Hi every one. I thought it might fun to list things we've observed or learned the hard way about different drugs. I thought we could start with amiodorone (sp). Then go on to something else. ... Read More

  1. by   shelleybelle
    Found amiodarone, so I looked it up, there are a couple pics here of the blue/gray tints... weird..

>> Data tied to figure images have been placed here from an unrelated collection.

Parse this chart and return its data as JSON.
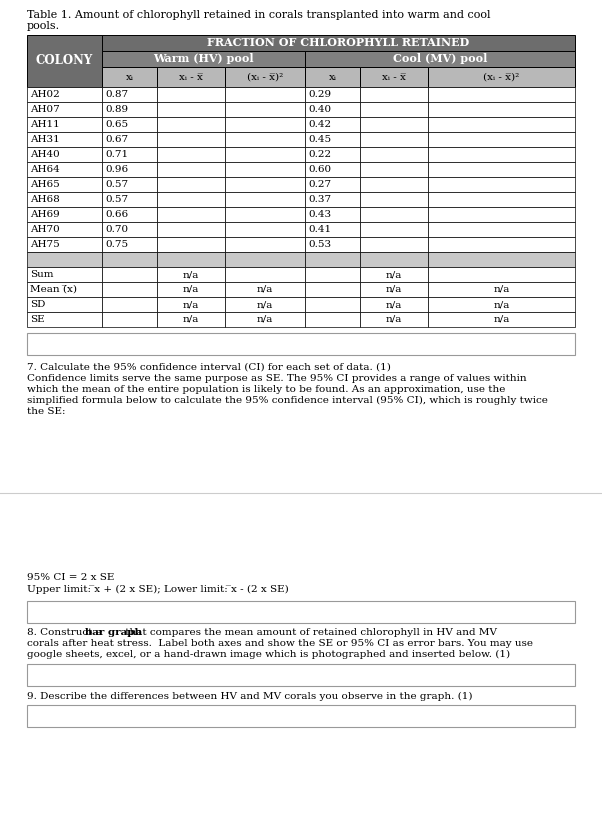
{
  "title_line1": "Table 1. Amount of chlorophyll retained in corals transplanted into warm and cool",
  "title_line2": "pools.",
  "header_row1": "FRACTION OF CHLOROPHYLL RETAINED",
  "header_row2_warm": "Warm (HV) pool",
  "header_row2_cool": "Cool (MV) pool",
  "colonies": [
    "AH02",
    "AH07",
    "AH11",
    "AH31",
    "AH40",
    "AH64",
    "AH65",
    "AH68",
    "AH69",
    "AH70",
    "AH75"
  ],
  "warm_xi": [
    0.87,
    0.89,
    0.65,
    0.67,
    0.71,
    0.96,
    0.57,
    0.57,
    0.66,
    0.7,
    0.75
  ],
  "cool_xi": [
    0.29,
    0.4,
    0.42,
    0.45,
    0.22,
    0.6,
    0.27,
    0.37,
    0.43,
    0.41,
    0.53
  ],
  "summary_rows": [
    "Sum",
    "Mean (x)",
    "SD",
    "SE"
  ],
  "summary_warm_col2": [
    "n/a",
    "n/a",
    "n/a",
    "n/a"
  ],
  "summary_warm_col3": [
    "",
    "n/a",
    "n/a",
    "n/a"
  ],
  "summary_cool_col2": [
    "n/a",
    "n/a",
    "n/a",
    "n/a"
  ],
  "summary_cool_col3": [
    "",
    "n/a",
    "n/a",
    "n/a"
  ],
  "q7_line1_normal": "7. Calculate the 95% confidence interval (CI) for each set of data. ",
  "q7_line1_bold": "(1)",
  "q7_body": "Confidence limits serve the same purpose as SE. The 95% CI provides a range of values within\nwhich the mean of the entire population is likely to be found. As an approximation, use the\nsimplified formula below to calculate the 95% confidence interval (95% CI), which is roughly twice\nthe SE:",
  "ci_formula": "95% CI = 2 x SE",
  "ci_limits": "Upper limit: x + (2 x SE); Lower limit: x - (2 x SE)",
  "q8_pre": "8. Construct a ",
  "q8_bold": "bar graph",
  "q8_post": " that compares the mean amount of retained chlorophyll in HV and MV\ncorals after heat stress.  Label both axes and show the SE or 95% CI as error bars. You may use\ngoogle sheets, excel, or a hand-drawn image which is photographed and inserted below. (1)",
  "q9": "9. Describe the differences between HV and MV corals you observe in the graph. (1)",
  "header_dark_gray": "#6d6d6d",
  "header_mid_gray": "#808080",
  "header_light_gray": "#b8b8b8",
  "sep_gray": "#c8c8c8",
  "white": "#ffffff",
  "black": "#000000"
}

    http://www.mf.uni-lj.si/acta-apa/act...erma3-5cl.html
  2. by   VivaLasViejas
    My pet peeve is doctors who prescribe Darvocet for their older patients, which IMHO is merely Tylenol with confusion. I've seen perfectly rational folks come completely off the spool with the stuff.....which is maybe why it's listed as one of the drugs that should not be given to the elderly. You'd think physicians would have caught wind of this before now, but a lot of 'em either haven't kept up, or they just don't want to give up prescribing something they're comfortable with. I personally won't give it unless the pt. has been on it for some time and I know they're not going to react badly; otherwise, I'll try to talk the doc into some other type of analgesia, because I really hate it when I have to peel a pt. off the ceiling, or spend half the shift trying to convince them I've killed the pink and purple rats they think they saw in the corner........!
  3. by   renerian
    This client developed an immune response to heparin, caused lysis of the red cells and she went into DIC and died a very ugly death.
  4. by   RN auditor
    I started on tenormin for my blood pressure and couldn't figure out what my crushing chest pain was caused by. I checked my pulse and it was 40. Atropine raised it only temporarily and it took 4-5 days for the tenormin to get out of my system. The scary part is, I am only 36!!!
  5. by   Rapheal
    Great thread! A psychiatrist informed me that benzodiazopines usually cause paradoxal effects on clients with hepatic encephalopathy.
  6. by   ERNurse752
    Heparin-induced thrombocytopenia = white clot syndrome, I believe...

    We had a pt come in the ER repeatedly with MI's who they thought might have it. Very interesting stuff to read about...
  7. by   Pete495
    In my experience, amiodarone can raise your INR and potentiate the effects of coumadin, and also give you a low heartrate if you are not careful. In many instances it also causes nausea, and ends up being discontinued anyway.

    I've given phenergan with horrible results before, so I advocate its discontinuance. Seems like every patient I giveit to has a psychotic episode.
  8. by   Woodson26
    Just an FYI, Amiodarone didnt actually replace Lidocaine, it was just added to the algorhythm and you pick either Lidocaine or Amiodarone.
  9. by   newLPN04
    I've seen little old ladies get even more hyper after taking ambien..no fun for the staff when she's trying to climb out of bed or the geri chair.
  10. by   MS._Jen_RN
    Quote from renerian
    This client developed an immune response to heparin, caused lysis of the red cells and she went into DIC and died a very ugly death.
    Good Lord!
    ~Jen
  11. by   BrandieRNq
    Flagyl can make an INR go sky high in a pt. on Coumadin.
  12. by   porcelina22
    These are probably all common knowledge to seasoned nurses, but I'm still in school and these have been bits of trivia I've picked up along the way:

    Pt's will complain of everything looking "yellowish" (yellow aura) with Digoxin toxicity. That's not in our drug books!

    Also, Metoprolol can cause 1st degree heart block, or make a first degree block progress to 2nd or 3rd degree block. (also NOT in my drug guide!!!)

    Dilaudid is probably the scariest narc IMO. I've seen people go from a nice 16 resps/min down to 4 or 5/min from fairly small doses, and never right after it's given- it's always an hour or two later...

    Metformin + Contrast = kidney failure.